Being an accounting of the recent and continuing pandemic and its various circumstances, from the perspective of an inhabitant of the regions lately called the Lost Quarter. Dates unknown.
Day Twenty One
It is a day for a drink, as many days are now. We have passed a milestone of sorts, three weeks in quarantine in the Lost Quarter. Those weeks have seemed both unending and have passed in a sort of blur, each day bleeding into the next so that it has just been one long day marching every closer to the darkest night.
There are few pleasures left to us and a drink is surely one. These small indulgences are necessary at the best of times, now they are practically essential. One has to allow oneself the luxury of these moments, however small they might be. What else are our lives for in the end, if not to find joy where we can?

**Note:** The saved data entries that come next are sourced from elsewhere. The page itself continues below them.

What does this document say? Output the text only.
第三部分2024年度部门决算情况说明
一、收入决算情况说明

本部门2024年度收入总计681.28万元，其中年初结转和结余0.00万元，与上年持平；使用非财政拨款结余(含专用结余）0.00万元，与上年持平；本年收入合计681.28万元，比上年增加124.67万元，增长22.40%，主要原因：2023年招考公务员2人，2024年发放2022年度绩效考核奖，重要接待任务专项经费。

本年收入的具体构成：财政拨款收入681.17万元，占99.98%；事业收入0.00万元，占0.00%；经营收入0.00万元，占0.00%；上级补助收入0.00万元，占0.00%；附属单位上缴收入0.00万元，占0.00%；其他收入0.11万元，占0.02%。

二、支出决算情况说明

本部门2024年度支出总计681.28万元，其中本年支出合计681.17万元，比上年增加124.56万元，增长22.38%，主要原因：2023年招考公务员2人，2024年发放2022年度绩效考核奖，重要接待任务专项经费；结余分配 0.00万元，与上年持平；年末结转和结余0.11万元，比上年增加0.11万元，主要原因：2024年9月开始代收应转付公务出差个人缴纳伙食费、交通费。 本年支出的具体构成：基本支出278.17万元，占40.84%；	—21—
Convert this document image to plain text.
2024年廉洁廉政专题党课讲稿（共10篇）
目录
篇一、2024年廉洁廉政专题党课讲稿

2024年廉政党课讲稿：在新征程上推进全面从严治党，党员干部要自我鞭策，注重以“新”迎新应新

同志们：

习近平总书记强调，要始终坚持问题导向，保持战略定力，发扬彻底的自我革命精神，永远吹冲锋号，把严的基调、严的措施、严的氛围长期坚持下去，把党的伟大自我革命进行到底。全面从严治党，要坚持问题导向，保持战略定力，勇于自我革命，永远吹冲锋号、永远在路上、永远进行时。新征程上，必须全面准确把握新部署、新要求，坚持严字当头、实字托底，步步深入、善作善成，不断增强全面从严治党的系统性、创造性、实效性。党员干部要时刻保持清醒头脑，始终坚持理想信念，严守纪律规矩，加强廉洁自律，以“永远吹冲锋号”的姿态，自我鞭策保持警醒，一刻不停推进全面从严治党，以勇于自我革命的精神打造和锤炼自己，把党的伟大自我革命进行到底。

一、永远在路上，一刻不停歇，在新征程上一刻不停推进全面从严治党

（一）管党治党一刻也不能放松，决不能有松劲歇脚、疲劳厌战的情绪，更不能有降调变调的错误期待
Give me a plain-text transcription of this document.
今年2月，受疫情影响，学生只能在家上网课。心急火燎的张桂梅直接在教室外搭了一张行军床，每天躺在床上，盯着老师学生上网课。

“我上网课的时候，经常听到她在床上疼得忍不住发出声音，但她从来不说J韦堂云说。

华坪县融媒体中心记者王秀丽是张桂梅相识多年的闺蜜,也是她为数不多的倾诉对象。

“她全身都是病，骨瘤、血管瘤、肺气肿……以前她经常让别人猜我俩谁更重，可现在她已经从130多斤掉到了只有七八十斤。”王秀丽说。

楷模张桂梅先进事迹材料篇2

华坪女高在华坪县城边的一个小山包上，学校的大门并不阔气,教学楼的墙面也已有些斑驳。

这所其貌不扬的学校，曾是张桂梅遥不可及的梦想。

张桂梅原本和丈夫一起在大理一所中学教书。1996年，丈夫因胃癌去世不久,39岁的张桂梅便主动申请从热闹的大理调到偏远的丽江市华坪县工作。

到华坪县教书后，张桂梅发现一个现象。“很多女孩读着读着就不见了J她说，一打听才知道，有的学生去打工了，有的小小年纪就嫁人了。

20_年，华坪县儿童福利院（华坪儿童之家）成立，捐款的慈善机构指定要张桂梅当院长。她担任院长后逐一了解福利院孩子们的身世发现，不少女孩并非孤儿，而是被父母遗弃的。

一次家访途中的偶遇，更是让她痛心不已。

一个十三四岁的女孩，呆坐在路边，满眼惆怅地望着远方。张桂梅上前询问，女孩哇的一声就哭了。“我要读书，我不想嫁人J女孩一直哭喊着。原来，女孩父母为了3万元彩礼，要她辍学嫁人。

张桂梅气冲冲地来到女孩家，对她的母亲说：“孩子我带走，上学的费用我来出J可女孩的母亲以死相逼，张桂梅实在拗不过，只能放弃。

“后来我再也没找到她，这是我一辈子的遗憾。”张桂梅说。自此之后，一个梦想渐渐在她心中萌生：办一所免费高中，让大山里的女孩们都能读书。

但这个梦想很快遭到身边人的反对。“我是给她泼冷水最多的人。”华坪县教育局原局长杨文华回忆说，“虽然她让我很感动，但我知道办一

I am strongly of the opinion that there are few occasions that don’t call for a beer. Wine, leaves me cold. It all tastes much the same to me, one bottle or another. The range of flavor is very narrow, though fine enough if needs be. Beer, on the other hand, has so many varieties, each having its time and place. There are beers for summer, winter, harvest and planting. In these last interminable days of winter I find myself still drawn to the porters and stouts, the English ales and perhaps a heavy sour if I am longing for a suggestion of summer’s promise.
On those days, like today, when a beer doesn’t satisfy, I turn to the harder liquors. Generally I prefer darker spirits, left to their own devices. But in these unsettling days I have found myself returning to a cocktail of old. It was commonly drank amongst my people in the Lost Quarter, though it seems rarely spoken of now. An old favourite I always come back to.
The rusty nail. A sweet honey liquor contrasting with the hard bitterness of the whiskey. I sip one and lean back in my chair with my eyes closed thinking of all that has happened in the Lost Quarter, but not of what awaits us. Those are thoughts for another day.